Горе тому, кто мечтал о власти, - у него в душе пропасть, которую ничто
не может наполнить. Судьба баловала меня, я видел начало исполнения моей
пламенной мечты, и вдруг эта ссора... Я должен был заступиться за честь
моего отца; история довольно известная. Подлый, обыкновенный человек из
толпы заплатил клеветой моему отцу, извлекшему его из грязи. Я восстал.
Презренный уступал мне в глаза, несколько раз предлагал мне мириться, но я
осыпал, душил его насмешками и колкостями. Он был силен.
Императрица поверила, что я буйный, неугомонный, дерзкий мальчишка...
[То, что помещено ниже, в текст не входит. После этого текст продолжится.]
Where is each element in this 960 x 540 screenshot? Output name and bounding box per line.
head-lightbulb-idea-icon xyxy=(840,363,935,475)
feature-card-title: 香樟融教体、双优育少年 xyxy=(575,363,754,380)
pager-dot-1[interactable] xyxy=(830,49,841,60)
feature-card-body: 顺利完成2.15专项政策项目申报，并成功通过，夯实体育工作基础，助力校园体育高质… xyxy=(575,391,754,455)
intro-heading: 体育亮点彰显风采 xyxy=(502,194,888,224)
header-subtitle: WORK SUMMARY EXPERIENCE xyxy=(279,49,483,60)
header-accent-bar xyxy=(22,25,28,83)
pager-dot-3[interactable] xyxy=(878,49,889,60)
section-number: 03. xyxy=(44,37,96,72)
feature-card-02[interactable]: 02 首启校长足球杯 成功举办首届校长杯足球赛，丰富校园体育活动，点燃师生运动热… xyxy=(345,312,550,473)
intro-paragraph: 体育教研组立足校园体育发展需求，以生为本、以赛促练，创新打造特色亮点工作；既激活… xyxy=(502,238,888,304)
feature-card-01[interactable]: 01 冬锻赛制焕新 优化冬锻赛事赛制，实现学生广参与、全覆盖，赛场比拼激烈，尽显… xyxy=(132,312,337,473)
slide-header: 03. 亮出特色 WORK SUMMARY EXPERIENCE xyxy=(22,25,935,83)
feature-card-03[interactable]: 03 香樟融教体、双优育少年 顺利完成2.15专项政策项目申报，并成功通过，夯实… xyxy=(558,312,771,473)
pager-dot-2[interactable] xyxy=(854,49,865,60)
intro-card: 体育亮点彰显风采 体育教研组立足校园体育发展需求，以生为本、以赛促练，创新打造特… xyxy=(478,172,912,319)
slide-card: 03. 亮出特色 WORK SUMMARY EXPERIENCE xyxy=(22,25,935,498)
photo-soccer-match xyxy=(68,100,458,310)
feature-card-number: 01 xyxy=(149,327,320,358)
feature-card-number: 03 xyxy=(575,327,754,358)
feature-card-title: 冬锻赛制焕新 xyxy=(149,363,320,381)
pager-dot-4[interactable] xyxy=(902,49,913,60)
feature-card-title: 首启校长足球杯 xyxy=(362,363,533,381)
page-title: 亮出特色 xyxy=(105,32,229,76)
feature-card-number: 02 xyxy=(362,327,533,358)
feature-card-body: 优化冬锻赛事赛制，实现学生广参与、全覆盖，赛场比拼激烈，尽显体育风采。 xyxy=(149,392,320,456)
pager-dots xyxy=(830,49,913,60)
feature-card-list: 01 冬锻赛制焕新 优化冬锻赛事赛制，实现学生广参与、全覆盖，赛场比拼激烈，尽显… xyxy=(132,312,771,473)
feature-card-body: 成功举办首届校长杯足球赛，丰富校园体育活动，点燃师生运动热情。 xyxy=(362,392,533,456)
Нет, она не поверила, - надобно раз видеть ее, чтобы знать эту душу
небесной благости, это сочувствие всему сильному и благородному, - но все
старики были против меня: они ждали от меня поклонения, ждали, чтоб я
являлся в праздничные дни смотреть, как их лакеи метут пол в зале, и потом
слушать пошлые афоризмы об обязанностях, о службе, о поведении. Я смеялся
над ними, советовал лечить подагру и, боясь беспокоить, не ездил к ним ни
в их залы, ни в их домовые церкви, ни в их кабинеты. Коротко, мне
приказано ехать в Москву, будто для устройства деревень, со всеми знаками
гнева и немилости. Я был обижен, оскорблен, половина мечтаний лопнула,
сердце обливалось кровью. Злодей этот, дурак, приезжал прощаться со мною,
уверял меня с улыбкой, что ему очень жаль, что я еду, хвалил, что я
принялся за хозяйство, уверял, что мне в Москве будет весело жить, что он
бывал у моего отца на прекрасной даче, что в Москве климат лучше, что я
поправлю здоровье, особенно нервную раздражительность, которую, вероятно,
я привез из сырой Англии... Доселе удивляюсь, как я не выбросил его в
окно, не растоптал ногами. Делать было нечего; скрипя зубами, отправился я
в Москву. Но в Петербурге осталось все мое существование. Слыхали ли вы о
польской генеральше, которой муж был убит после Тарговицкой конфедерации и
которого семейство призрела императрица? Никогда мысль любви не проникала
в мою душу, оледенелую от самолюби.я. Но дочь этой генеральши, - я вам
ничего не могу сказать, вы не поймете меня, - это ангел, это существо выше
земных идеалов поэта, это существо, которое одно могло бы примирить Тимона
с людьми, святое, высокое...
Он замолчал; видно было, как трудно ему говорить об этом.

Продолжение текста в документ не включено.